Mass hysteria and Jell-O with oatmeal and coffee on a Saturday morning -- how much better can it get?
As a reverse-snob-foodie-of-sorts, I don't hesitate to express my love of Jell-O. (My former husband once asked me how I could profess to be a foodie when I didn't like mussels or oysters.) Not that my cupboard has ever been fully-Jell-O-stocked. In fact, I don't know when the last time was that I had a box of it in my possession. But I do know that I last ate Jell-O a mere nine months ago, while visiting long-time friends in Port Townsend, and B. -- bless her heart -- remembered my odd love of fluorescent gelatinized ingestibles, and served up a crystal bowl of raspberry Jell-O with whipped cream at the dinner table.
It's not food, really. Adding ingredients like ham and onions to, say, lime Jell-O tops my list of Things Not To Eat, Ever. And although meat jellies date back to the Middle Ages, leave it to entrepreneurial Americans to take take a broth of boiled bones, connective tissues, and intestines and add sugar and dye, patent it and make a million.
In 1923, an artifically-sweetened D-Zerta was introduced. Check out this commercial, from the 1970's:
I'd have never guessed that a Saturday morning would go this route, complete with "Chinese-type baby" and "glate Western invention, the spoon" --
I couldn't write any more without mentioning one of my favorite vintage cookbooks:
There's time to make these for Easter -- time enough, in fact, to perfect the problematic chore of blowing eggs (or resort to a plastic egg mold)--
Who knew gelatin could possess such grace and elegance?
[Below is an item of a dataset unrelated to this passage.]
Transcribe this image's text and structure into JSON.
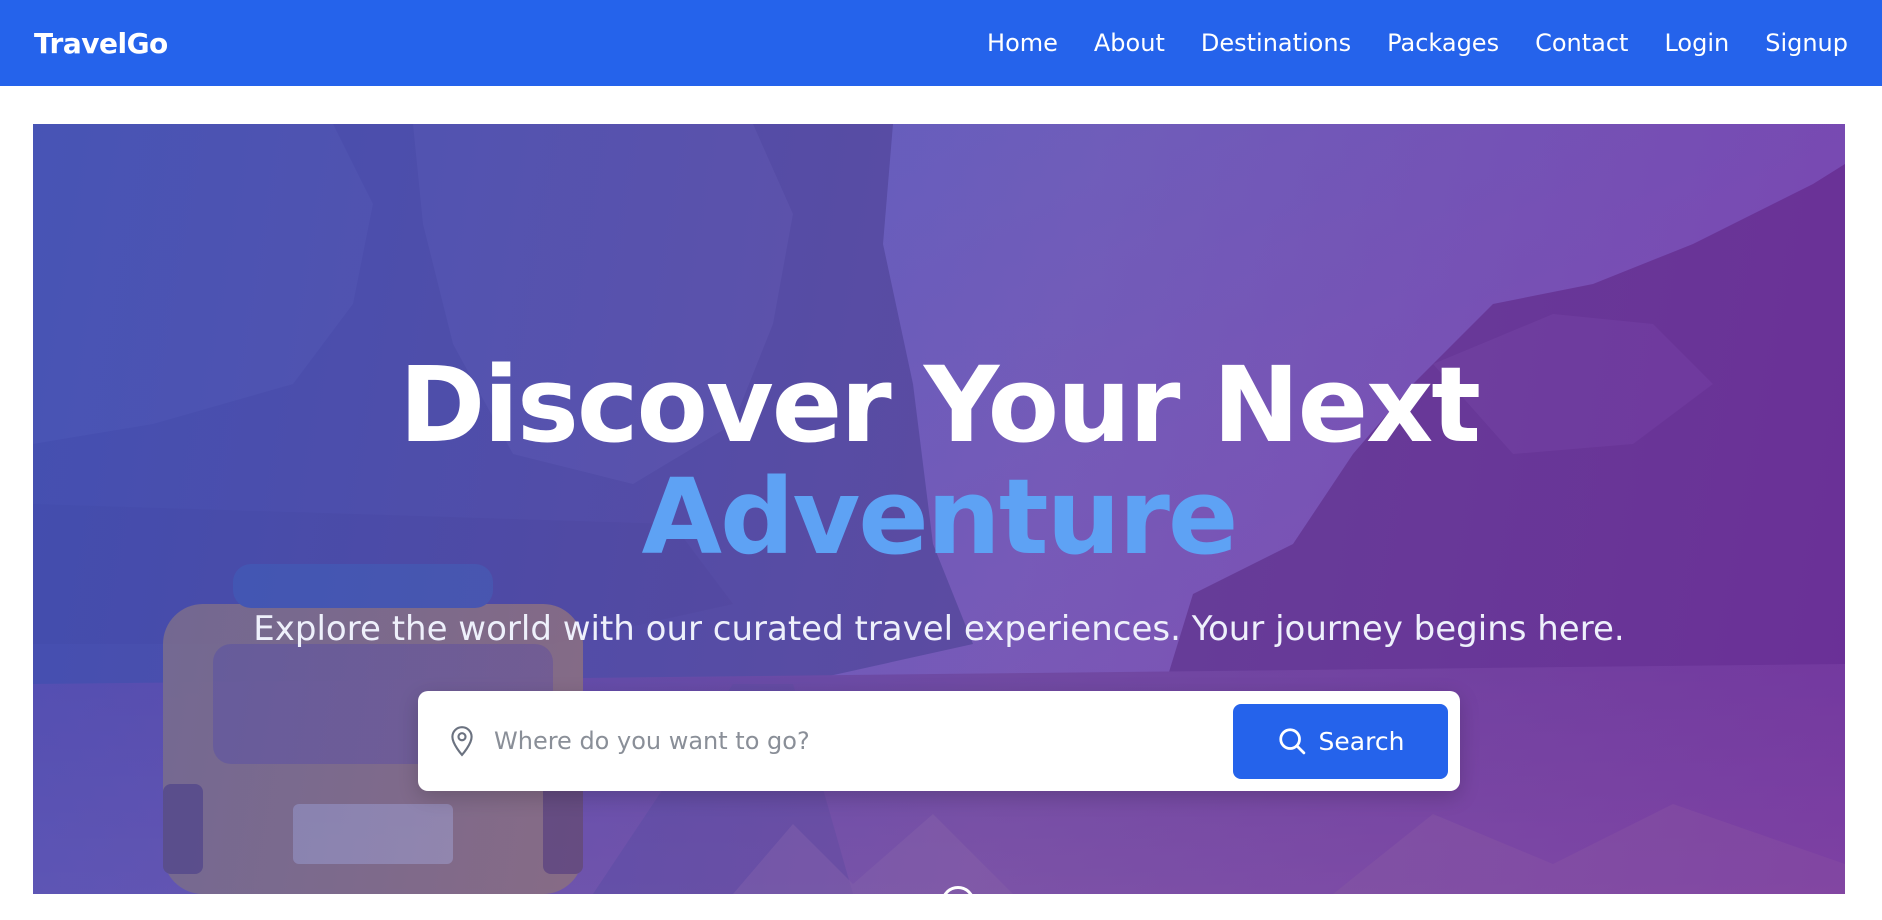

I don't know if mentioning the word Jell-O ten times in a post qualifies as a blogging tic, but now for some odd reason I can't help myself from harboring obsessive thoughts about Ring-Around-The-Tuna and Cherry-Mallow Medley. Is it happening to you too? Are we experiencing Blogger Mass Hysteria?!
Maybe it's time to break open a box of raspberry Jell-O, pour a handful onto my palm, and lick it up. Of course, that may well induce an hysteria all its own.